According to company founder and head Mary Micucci, the evening is centered around a rotating theme, conceived by Branden Chapman, Executive in Charge of Production and Chief Business Development Officer for the Recording Academy. Past themes have run the gamut from Tokyo Nights to Woodstock to Carnivale. This year’s premise is Bollywood, and Along Came Mary went all-out to craft a fully immersive experience. “The idea is to have people walk into the convention center and feel like they are walking into an Indian cinematic extravaganza,” says Micucci. “They should be immediately electrified by the whole experience.”
L to R: Eddie Cooper, Executive Pastry Chef; Jeff Perlman, Executive Chef; Marcos Sanchez, Sous Chef; and Jesus Lopez, Executive Sous Chef
(Courtesy Along Came Mary Events)
This is achieved through months of preparation and design, with painstaking attention paid to every detail, from linens to lighting to design, which will transform the large space—the size of three football fields—into a lavish Indian cinematic world, replete with dancers, acrobats and musical acts. There is also, of course, food—and plenty of it. More than 60 buffet locations will dot the convention center, offering a wide variety of authentic Indian cuisine and beyond.
“We created a menu that is a mixture of southern and northern Indian cuisines,” says Jeffrey Perlman, Director of Catering and Executive Chef for Along Came Mary. “We have a curry house and a tandoori station. Then we have a something we call Across the Indian Ocean, where we pull in cuisine from other parts of the region — Malaysian baby back ribs, an island stir fry from Singapore, a Thai noodle dish, south China wontons. We tried to be conscientious to pick things that are descriptive of the various locales.”
For those partygoers that are less gastronomically adventurous, there will also be more familiar options from which to choose. “We’re going to have a farm-to-table area that focuses on food and products from Northern California,” Perlman continues, “as well as a station that presents several of the signature dishes that Along Came Mary has become known for, like braised brisket with dried fruit compote and truffle macaroni and cheese.”
If, somehow, attendees still find room for dessert, they can sample, among other offerings, Madras chocolate toffee bread pudding, salted caramel budino, Bombay kulfi and Indian coconut cups filled with chai jasmine rice pudding and garnished with caramelized pineapple. “Our pastry chef, Eddie Cooper, spent a lot of time on the dessert menu,” Micucci says. “And he came up with some really amazing creations.”

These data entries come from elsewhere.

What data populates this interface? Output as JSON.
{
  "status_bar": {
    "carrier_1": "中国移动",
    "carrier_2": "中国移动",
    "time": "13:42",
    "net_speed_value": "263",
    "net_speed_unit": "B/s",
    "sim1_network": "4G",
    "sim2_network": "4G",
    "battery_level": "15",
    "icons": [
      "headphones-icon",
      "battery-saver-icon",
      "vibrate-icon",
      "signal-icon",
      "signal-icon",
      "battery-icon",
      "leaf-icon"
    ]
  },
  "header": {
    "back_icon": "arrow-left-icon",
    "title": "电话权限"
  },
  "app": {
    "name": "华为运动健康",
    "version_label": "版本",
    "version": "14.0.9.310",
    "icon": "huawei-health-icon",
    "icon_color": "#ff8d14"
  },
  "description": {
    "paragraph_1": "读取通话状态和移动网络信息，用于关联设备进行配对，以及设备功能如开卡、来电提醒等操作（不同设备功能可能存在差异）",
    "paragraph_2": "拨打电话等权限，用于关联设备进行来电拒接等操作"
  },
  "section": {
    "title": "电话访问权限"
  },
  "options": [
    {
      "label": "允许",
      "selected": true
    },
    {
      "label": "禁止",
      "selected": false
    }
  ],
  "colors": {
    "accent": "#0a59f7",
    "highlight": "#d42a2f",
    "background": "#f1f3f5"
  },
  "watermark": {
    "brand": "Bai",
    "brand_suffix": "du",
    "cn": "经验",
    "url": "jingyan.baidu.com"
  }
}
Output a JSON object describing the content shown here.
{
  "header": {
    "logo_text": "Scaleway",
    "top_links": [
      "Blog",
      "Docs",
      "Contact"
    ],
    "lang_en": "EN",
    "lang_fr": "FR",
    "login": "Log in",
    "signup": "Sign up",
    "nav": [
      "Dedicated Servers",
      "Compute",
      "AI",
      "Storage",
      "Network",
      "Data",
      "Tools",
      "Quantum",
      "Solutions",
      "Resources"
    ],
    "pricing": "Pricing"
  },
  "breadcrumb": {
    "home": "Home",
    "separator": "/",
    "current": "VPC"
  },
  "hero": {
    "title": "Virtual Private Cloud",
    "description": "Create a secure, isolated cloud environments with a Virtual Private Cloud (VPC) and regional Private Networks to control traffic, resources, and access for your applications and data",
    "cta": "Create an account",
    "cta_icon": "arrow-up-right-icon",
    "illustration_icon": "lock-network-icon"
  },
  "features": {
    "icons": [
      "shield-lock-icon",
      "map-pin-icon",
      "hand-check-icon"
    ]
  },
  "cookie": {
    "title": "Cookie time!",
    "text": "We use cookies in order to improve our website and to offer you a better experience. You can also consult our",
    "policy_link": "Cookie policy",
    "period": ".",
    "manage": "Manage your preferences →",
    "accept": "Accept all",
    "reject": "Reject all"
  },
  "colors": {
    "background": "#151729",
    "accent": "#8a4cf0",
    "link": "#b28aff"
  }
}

Hopefully, Micucci and her hard working team will get a chance to enjoy a few of those creations themselves at the party. But she doesn’t count on it. “The day of the event is like shooting a movie, or opening night at the theater,” she says. “It’s non-stop. I’m able to maybe walk around later in the evening and sit down and taste some of the food. But it’s not until we’ve all recuperated for a couple days afterward that we’re really able to look at everything that happened. But overall the event is such a rewarding experience. It’s a creative adventure, and we’re excited and very honored to be a part of it every year.”